Friends in Barcelona described García as a fun-loving young man with a taste for adventure and a love of meeting new people. He was also a thyroid cancer survivor who participated in fundraisers to bolster cancer awareness and research.

“He could talk to anyone, anytime, anywhere,” Valeria Ramos, a friend from university, told Spain’s Agencia EFE news agency. “He could walk into a room full of strangers and make them all smile.”

If you have any information, please contact the Los Angeles Police.

Tiffany Yagasaki—she must’ve been one of the two female backpackers we’d seen at the restaurant, then again at the bar. An internal wail—Oh God oh God oh God—Tiffany and I had talked at the bar, had drunkenly grown chummy while Kristen flirted with Paolo a few yards away. Did she remember us? Had she told anyone? But the most devastating detail was in the first line, of course: Law enforcement officials from several countries are aggressively searching for his killer.

I had to tell Kristen. Without saying something stupid, obviously, something suspicious or incriminating.

I’d tell her to look at a newspaper—that wouldn’t look shady, would it? Although if anyone triangulated our whereabouts that April night and then combed through my messages later…

I could feel it, the paranoia, growing inside me like a tapeworm, threatening to strangle my viscera.

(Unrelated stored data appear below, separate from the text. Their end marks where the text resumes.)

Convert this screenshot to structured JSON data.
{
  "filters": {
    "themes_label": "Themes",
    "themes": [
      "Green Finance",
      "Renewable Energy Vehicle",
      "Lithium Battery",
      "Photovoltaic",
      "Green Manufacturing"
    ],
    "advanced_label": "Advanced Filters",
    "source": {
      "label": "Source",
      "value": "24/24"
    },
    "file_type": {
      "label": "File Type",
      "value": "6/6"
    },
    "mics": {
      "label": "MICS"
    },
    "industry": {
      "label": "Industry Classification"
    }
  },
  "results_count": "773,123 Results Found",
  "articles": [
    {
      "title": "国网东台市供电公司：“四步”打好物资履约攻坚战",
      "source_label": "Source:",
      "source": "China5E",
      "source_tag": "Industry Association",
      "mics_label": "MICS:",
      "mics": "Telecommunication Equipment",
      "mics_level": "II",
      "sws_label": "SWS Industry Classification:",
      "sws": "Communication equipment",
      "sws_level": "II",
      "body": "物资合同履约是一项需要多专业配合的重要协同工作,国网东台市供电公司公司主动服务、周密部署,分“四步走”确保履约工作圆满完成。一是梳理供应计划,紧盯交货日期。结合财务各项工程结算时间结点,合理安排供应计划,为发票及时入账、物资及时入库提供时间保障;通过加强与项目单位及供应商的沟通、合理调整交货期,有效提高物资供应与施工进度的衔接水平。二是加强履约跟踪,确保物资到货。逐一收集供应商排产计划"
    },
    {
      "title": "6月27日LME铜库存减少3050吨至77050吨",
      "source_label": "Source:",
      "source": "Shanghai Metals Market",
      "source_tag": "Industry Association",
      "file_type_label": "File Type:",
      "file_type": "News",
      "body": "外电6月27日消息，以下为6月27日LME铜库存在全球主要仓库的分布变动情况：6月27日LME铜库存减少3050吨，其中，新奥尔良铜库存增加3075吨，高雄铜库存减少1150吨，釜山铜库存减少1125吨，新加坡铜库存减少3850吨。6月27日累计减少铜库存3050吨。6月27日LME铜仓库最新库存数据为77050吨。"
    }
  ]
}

A code—I’d do a simple one, one she’d quickly grasp but that no one else would notice. Checking again that no one around me was watching, I typed it out, then went back and filled in the words:

Hey Kristen,

I’ve been thinking about the last letter I sent. Just wanted to add that Raquel truly is a

dramatic wench—rude & myopic. Look, that bitch made even Alice grow speechless.

—Emily

Writing it stilled my racing thoughts, slowed my heart rate. The hard enter in the middle of the email, the meticulously crafted second line…Kristen, whose brain I’d once joked was practically fused to mine in a conjoined-twins situation, would know to read the last letter of each word in the second line: Check the news. I pushed my hair off my face and hit Send.